The offense is always going to be fine, more or less. But the Jackets are 18-20 since the Orange Bowl, and that’s including the 9-4 of 2016. As it stands, Tech must beat one of the four ranked teams – Clemson, Miami, Virginia Tech or Georgia – on its schedule to keep from finishing 7-5 at best. The tale of this team is nowhere close to being written, but Saturday’s was a deflating loss.
The Falcons: They lost to the reigning Super Bowl champs at their place on a supercharged night. There’s no great shame in that. There was, however, a distressing familiarity. Thursday’s game ended the way January’s Division Round encounter had – with Matt Ryan throwing to Julio Jones at the pylon to no avail. (Different pylon this time, though. For Steve Sarkisian, that constitutes a wrinkle.)
On Jan. 14, the Falcons managed 281 yards, 10 points and one touchdown. On Sept. 6, they managed 299 yards, 12 points and one touchdown. In the playoff game, they were 1-for-3 on scoring touchdowns inside the 20; on Opening Night, they were 1-for-5. We’ve heard all offseason how the red zone had been a point of emphasis, and perhaps that emphasis will generate down-the-road results. In the short term, this was second verse, same as the first.
Doug Pederson and D.C. Jim Schwartz outcoached a lot of people – the great Belichick included – en route to that improbable Super triumph. This is twice that those two have, without benefit of their No. 1 quarterback, trumped Dan Quinn and Sarkisian. This is twice that the Eagles have appeared, man for man, the slightly lesser team and won anyway. If you’re the Falcons, that’s (again) the most troubling sign.

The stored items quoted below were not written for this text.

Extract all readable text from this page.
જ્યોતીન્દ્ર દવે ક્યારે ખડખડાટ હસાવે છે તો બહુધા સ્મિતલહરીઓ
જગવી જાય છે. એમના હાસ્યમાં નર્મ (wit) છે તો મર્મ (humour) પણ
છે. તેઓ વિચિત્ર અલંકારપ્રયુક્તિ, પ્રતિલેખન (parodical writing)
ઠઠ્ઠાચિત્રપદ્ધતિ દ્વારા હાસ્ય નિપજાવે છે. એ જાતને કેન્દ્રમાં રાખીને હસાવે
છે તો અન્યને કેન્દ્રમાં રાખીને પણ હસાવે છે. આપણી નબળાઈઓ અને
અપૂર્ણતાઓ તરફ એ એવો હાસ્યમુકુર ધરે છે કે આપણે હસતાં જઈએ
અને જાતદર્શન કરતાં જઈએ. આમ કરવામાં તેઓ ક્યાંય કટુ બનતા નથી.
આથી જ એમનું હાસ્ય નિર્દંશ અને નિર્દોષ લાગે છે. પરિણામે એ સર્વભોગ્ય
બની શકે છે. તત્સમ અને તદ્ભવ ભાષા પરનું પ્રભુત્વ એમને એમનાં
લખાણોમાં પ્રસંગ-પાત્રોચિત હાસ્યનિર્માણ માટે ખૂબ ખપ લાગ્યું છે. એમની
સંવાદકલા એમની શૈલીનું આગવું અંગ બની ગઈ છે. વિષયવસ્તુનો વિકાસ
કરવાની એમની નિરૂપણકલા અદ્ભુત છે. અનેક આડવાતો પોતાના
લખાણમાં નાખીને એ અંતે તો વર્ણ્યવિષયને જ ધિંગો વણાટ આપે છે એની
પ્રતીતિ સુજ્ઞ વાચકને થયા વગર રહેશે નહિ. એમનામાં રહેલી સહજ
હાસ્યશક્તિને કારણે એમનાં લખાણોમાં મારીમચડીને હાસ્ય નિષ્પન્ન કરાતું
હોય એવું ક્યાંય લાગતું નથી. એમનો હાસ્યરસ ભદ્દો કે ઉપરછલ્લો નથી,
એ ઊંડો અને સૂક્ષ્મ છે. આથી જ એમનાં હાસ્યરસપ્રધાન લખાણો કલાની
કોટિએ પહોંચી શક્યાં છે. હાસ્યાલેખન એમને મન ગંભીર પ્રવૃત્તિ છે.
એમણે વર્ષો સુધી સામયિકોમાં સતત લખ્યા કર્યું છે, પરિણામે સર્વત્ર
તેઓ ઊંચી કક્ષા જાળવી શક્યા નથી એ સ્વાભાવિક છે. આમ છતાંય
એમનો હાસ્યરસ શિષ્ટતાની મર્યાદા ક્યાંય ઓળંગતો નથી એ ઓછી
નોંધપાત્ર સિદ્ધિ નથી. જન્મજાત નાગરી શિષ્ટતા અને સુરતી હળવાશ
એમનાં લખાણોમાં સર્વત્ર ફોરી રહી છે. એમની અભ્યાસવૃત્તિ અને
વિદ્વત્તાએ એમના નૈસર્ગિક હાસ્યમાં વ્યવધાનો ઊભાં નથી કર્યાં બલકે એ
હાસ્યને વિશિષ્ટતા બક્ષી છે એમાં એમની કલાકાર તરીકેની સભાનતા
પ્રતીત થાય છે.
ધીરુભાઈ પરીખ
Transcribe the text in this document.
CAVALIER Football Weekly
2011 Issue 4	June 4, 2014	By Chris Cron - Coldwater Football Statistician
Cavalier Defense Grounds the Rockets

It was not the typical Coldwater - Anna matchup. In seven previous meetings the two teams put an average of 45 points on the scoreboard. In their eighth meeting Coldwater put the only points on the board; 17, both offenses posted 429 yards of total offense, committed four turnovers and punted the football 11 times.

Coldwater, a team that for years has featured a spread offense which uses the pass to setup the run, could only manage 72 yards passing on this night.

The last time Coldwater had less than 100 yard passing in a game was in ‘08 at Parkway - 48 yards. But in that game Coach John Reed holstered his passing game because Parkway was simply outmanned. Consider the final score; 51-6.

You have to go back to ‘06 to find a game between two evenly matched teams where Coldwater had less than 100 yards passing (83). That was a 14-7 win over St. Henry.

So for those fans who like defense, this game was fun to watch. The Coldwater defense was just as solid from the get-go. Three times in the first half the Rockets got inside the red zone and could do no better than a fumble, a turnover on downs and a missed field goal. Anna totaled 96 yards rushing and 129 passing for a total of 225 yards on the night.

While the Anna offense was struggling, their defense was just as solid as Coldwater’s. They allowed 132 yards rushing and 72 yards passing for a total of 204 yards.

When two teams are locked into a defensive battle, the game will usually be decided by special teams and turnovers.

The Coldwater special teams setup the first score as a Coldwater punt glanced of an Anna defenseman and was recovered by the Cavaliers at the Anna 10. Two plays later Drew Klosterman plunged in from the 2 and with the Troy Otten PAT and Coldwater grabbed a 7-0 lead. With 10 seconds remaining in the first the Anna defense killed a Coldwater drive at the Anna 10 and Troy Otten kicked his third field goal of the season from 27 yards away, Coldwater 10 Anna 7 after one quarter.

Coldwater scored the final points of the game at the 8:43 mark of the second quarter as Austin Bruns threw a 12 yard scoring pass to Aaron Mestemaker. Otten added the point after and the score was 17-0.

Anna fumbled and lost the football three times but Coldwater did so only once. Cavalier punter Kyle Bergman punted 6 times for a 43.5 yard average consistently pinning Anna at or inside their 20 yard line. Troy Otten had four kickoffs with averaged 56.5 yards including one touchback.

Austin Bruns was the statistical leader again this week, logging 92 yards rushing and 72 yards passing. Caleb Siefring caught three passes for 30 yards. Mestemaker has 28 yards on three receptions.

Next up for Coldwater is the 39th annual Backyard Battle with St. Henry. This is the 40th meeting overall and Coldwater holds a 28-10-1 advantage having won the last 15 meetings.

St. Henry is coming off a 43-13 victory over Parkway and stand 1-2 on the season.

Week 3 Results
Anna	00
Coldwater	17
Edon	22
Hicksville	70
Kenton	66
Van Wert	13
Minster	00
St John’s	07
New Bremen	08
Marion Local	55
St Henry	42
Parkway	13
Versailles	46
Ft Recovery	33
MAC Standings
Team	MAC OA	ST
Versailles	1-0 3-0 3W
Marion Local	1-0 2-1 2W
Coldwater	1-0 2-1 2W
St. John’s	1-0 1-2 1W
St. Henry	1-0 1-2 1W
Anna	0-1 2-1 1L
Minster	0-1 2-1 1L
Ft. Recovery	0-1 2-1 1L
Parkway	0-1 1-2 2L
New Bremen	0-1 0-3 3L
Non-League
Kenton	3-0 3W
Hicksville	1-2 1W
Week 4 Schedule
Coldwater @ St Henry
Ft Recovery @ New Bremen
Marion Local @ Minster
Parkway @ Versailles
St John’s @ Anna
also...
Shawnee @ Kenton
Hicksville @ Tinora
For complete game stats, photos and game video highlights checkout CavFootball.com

These next three games – Carolina, New Orleans and Cincinnati, all here – are immense. Winning only two would leave the Falcons 2-2 headed to Pittsburgh, and this wouldn’t appear a season in which an NFC South team could survive a halting start. The Falcons have so much talent that they’re not going to 6-10; with this schedule, though, a slow start could yield a 9-7, which isn’t at all what Arthur M. Blank had in mind.
Georgia: The 2017 Bulldogs’ average margin of victory in eight regular-season SEC games was 20 points. Georgia’s MOV in its first league date of 2018 was 24 points. Only once over that span has any opponent in conference play come close to the Bulldogs, and that was a superb Auburn team working before a frothing Jordan-Hare gathering.
Such is the gap between Georgia and the rest of the SEC East that it’s hard to imagine any division foe giving the Bulldogs a game, much less beating them. There was a time when Georgia’s talent could be overridden by an inspired opposing game plan or an uninspired UGA performance. Those days are gone. Kirby Smart isn’t about to get outflanked. This is a hugely gifted team that, every blessed week, comes close to playing to its massive gifts.
As for the rest of the East ... again, there’s not much. Tennessee was beaten 40-14 at home by West Virginia. Florida lost to Kentucky for the first time in 32 years. South Carolina flunked its audition. Missouri’s best wins last year came against Tennessee, Florida and Arkansas, all of which fired its coach. Vanderbilt is Vanderbilt. Two weeks in, the East’s second-best team appears to be Kentucky, which tells us all we need to know about the East.
With 10 games remaining, Georgia has two chances to lose. The first will come at LSU, which can’t match the Bulldogs for players or coaches. The second is Auburn, and that will be in Sanford Stadium. Georgia having aced its first purported test, the thought of 12-0 is more than a thought. It seems a waiting reality.